A mulher é dona do corpo dela, tem direito de fazer o que quiser com ele, se relacionar com quem quiser, desde que ela queira.

A nós, parlamentares, cabe acompanhar o caso e estudarmos para observar se é necessária alguma mudança na lei. Até porque neste caso, além do estupro em si, há ainda o crime cibernético, já que o vídeo foi postado nas redes sociais.

Não podemos nos calar quando sabemos que essa é a realidade de muitas mulheres que, muitas vezes, nem sequer têm coragem de denunciar.

Vamos nos unir e trabalhar para mudar essa triste realidade.

Fim das parcelas do seguro dificultam ainda mais a situação dos desempregados

O desemprego no Brasil chegou a um novo patamar que deve ter reflexos mais fortes ainda na nossa economia. Mais de 542 mil pessoas receberam neste mês de maio a última parcela do seguro desemprego e ainda não conseguiram uma nova colocação.

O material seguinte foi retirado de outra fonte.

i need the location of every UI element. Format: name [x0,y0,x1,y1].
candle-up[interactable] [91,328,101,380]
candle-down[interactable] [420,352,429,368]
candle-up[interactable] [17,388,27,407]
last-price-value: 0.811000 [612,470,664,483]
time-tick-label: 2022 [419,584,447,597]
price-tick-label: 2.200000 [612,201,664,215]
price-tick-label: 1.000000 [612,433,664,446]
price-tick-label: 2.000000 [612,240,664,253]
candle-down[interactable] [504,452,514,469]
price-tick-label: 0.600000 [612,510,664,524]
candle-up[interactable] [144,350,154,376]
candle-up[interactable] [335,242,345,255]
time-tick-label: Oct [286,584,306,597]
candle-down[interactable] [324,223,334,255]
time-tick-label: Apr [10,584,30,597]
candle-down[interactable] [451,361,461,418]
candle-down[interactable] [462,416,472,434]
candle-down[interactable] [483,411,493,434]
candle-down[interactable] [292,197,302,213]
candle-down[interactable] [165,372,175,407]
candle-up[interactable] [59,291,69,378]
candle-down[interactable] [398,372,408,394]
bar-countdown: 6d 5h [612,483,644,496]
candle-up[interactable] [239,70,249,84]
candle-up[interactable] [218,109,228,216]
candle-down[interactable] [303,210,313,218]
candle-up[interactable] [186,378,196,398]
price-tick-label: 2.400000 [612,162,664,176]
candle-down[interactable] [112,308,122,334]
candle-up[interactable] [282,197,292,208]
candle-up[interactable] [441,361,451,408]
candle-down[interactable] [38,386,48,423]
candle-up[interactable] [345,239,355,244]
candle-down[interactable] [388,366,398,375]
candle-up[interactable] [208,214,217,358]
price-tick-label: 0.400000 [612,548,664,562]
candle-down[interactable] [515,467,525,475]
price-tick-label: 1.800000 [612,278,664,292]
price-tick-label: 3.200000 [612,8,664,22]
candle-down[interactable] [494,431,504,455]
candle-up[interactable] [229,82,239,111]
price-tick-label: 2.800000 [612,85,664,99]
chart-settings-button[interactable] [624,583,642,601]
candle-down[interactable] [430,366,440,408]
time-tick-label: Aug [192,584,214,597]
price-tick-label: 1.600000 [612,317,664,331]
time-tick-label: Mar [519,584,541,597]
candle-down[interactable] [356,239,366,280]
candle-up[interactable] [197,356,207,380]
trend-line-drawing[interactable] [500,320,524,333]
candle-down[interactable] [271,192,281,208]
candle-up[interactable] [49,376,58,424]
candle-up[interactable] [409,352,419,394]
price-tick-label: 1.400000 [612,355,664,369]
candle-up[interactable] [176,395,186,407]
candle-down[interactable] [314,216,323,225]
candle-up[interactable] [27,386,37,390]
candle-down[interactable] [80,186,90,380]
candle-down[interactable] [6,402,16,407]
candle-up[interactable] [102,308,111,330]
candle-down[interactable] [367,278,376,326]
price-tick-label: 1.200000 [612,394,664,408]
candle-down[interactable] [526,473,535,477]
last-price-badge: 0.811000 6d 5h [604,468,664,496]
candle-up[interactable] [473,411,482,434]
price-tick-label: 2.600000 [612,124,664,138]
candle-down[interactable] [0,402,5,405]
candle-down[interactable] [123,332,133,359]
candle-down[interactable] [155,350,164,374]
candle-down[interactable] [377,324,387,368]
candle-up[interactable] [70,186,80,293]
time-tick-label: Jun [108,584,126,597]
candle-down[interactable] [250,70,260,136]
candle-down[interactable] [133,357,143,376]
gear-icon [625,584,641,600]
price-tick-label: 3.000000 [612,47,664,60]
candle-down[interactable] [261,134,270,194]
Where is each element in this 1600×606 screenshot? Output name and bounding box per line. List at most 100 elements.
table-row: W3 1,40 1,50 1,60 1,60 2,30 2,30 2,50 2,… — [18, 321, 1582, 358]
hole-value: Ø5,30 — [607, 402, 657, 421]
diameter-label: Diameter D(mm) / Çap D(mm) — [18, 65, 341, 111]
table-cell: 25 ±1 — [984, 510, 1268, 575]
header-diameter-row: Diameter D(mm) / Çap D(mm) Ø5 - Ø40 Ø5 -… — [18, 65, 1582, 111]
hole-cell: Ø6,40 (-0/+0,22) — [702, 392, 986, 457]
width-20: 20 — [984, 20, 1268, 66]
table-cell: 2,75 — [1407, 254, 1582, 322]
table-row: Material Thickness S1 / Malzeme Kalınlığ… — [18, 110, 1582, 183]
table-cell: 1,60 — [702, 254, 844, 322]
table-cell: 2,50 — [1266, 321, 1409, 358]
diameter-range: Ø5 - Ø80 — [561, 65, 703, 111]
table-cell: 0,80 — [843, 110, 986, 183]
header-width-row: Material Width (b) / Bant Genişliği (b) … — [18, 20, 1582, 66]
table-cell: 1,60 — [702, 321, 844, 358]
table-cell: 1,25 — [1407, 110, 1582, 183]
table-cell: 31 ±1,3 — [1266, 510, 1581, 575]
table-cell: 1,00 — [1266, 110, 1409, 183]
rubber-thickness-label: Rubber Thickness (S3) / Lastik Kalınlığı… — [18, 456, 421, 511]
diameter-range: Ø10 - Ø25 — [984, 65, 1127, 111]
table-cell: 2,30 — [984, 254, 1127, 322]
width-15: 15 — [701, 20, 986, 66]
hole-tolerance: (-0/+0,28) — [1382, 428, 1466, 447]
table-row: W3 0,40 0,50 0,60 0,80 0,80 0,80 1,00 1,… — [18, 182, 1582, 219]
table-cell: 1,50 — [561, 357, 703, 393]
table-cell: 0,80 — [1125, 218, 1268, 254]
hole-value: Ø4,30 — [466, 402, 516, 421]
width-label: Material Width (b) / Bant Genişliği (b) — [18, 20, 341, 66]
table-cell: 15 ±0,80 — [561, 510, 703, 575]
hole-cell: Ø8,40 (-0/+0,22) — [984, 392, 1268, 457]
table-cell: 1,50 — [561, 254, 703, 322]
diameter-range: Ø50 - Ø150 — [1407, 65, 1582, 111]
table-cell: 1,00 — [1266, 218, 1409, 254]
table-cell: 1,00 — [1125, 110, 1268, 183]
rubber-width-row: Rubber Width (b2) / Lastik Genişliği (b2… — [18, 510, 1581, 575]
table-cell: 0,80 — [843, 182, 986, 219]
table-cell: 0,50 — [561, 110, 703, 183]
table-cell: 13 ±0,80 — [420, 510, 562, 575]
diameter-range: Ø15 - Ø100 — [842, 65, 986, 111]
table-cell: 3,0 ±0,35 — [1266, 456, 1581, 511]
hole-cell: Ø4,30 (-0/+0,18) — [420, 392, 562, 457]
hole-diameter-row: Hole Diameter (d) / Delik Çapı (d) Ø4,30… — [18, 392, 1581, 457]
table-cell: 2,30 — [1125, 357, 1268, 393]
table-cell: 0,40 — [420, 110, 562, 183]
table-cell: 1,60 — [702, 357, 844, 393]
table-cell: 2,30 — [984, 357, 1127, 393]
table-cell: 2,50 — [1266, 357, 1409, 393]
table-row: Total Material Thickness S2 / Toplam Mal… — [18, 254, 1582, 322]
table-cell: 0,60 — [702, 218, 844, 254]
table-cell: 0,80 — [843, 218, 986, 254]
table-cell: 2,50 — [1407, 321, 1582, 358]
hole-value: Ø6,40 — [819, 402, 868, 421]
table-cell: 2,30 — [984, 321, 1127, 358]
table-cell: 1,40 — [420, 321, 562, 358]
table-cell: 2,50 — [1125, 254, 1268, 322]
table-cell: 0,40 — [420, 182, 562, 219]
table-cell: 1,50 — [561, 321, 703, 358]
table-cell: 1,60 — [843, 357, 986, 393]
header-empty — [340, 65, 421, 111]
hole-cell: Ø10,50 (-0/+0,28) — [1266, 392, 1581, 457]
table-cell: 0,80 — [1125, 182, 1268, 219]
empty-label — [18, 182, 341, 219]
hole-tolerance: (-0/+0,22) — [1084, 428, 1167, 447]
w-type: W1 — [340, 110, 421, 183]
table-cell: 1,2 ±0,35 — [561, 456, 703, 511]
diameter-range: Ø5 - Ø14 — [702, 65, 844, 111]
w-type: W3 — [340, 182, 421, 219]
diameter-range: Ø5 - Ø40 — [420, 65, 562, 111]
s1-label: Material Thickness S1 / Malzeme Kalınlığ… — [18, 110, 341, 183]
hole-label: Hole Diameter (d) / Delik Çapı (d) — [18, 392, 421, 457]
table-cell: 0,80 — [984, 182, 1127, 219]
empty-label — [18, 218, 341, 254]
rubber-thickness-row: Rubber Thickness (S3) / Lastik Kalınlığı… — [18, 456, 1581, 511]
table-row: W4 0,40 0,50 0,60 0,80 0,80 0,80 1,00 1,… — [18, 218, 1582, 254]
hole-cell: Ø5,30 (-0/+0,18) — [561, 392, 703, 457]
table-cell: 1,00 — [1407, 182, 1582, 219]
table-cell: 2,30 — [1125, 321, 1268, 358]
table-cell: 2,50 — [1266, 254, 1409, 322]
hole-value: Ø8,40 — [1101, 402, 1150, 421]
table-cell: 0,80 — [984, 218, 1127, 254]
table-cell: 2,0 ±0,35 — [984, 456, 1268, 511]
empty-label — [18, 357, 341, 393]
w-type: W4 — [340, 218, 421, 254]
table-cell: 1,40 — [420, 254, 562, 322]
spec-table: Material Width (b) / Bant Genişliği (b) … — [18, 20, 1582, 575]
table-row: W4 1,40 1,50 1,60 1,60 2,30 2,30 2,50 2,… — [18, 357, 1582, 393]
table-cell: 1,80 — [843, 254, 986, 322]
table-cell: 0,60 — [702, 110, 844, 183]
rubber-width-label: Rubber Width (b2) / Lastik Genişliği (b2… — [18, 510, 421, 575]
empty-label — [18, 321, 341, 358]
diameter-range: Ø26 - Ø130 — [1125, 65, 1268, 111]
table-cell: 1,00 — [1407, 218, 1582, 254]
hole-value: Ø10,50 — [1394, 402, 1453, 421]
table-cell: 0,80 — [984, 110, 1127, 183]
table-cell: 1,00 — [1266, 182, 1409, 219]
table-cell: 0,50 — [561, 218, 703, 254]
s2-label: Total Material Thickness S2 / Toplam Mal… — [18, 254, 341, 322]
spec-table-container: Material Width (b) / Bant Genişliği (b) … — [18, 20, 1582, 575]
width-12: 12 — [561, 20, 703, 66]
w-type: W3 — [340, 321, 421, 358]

Desde o começo do ano, situação semelhante já foi vivida por mais de 2,8 milhões de pessoas. A maioria das pessoas usa esse recurso, limitado ao máximo de R$ 1.542, para a compra de alimentos e medicamentos, mas sem esse dinheiro na mão, fica difícil ter acesso até mesmo a produtos básicos como esses.

A situação fica mais complicada ainda quando vemos que os trabalhadores estão sem emprego há seis, sete meses e não conseguem nova colocação e, ao mesmo tempo, o número de novos desempregados não para de crescer.
Em abril, pelo 13º mês seguido, o mercado de trabalho formal encerrou 62.844 postos.

De acordo com o IBGE, nas seis principais regiões metropolitanas do país 30,9% dos desocupados, em fevereiro, estavam fora do mercado de trabalho havia mais de seis meses.

E as apostas do mercado são de que ainda por um tempo os trabalhadores vão demorar para se recolocarem no mercado.
Outro dado que deve ser analisado são as retiradas de recursos da caderneta de poupança, que sistematicamente há meses, batem recorde e têm servido para ajudar a fechar o orçamento doméstico, tanto em famílias de desempregados quanto em casos de famílias que continuam empregadas, mas que têm visto a inflação corroer seus salários.

Todas essas questões reforçam a responsabilidade do novo governo brasileiro, que precisa dar prioridade absoluta para a criação de vagas de trabalho.

Da minha parte, as medidas enviadas a esta Casa que tiverem como objetivo a recuperação da nossa credibilidade, atração de novos investimentos e a geração de empregos terão meu apoio.

Nenhum de nós pode se omitir. É nossa obrigação concentrar nossas forças para mudarmos esse quadro perverso.